Fears that the remaining militants had been about to blow-up the whole plant was one of the reasons given by the Algerian authorities for launching the "final assault", which ended the siege. By the time it was over, 32 of the terrorists who took part in the initial raid were dead, according to the Algerian interior ministry. It had been thought all the militants were killed, but there were reports that five had been captured alive.
The veteran jihadist Mokhtar Belmokhtar sent a video to a Mauritanian-based news website in which he claimed one of his cells, known as "Those Who Sign In Blood", was responsible for the attack.
Foreign Secretary William Hague branded the militants "cold-blooded murderers" and said reports they had "executed" seven of their hostages before the final battle could well be true. He said: "That sort of thing is quite likely to have happened."
Mr Cameron, who monitored the final stages of the crisis from Chequers, said the attack was a "stark reminder" of the continuing threat from international terrorism. Looking pale and tired, he vowed to use Britain's chairmanship of the G8 to ensure the issue was right at the top of the international agenda.
He said: "This is a global threat and it will require a global response. It will require a response that is about years, even decades, rather than months. It requires a response that is patient and painstaking, that is tough but also intelligent, but above all has an absolutely iron resolve, and that is what we will deliver over these coming years."

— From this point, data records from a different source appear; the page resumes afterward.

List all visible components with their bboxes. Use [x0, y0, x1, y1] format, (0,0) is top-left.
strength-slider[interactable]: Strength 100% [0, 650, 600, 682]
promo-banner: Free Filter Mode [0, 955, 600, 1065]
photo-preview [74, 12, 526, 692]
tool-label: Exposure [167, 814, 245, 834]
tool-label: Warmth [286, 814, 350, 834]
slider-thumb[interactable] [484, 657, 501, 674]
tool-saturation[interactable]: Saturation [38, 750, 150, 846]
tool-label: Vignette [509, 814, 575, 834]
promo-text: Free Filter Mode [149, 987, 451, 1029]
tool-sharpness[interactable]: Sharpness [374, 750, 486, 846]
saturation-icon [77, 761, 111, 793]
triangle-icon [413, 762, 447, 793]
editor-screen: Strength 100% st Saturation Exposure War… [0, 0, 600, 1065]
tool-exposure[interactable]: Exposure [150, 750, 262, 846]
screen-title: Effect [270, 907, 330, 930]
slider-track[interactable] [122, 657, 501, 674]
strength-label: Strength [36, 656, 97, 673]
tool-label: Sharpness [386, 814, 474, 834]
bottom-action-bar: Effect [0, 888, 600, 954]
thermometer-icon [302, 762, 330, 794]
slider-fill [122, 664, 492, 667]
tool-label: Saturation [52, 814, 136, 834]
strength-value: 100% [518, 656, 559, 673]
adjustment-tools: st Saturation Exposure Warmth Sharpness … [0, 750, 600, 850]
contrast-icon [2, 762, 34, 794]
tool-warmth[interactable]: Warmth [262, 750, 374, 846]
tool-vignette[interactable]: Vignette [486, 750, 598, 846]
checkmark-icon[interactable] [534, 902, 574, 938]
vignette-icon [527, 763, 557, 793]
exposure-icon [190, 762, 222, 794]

BP later said four of its employees from the joint venture gas plant were missing. It said:: "At the time of the attack there were 18 BP employees at In Amenas; 14 of them are safe and secure. Two of the 14 have sustained injuries, but these are not life-threatening. BP remains gravely concerned about four of its employees who are missing. There is no further confirmed information regarding their status at this time."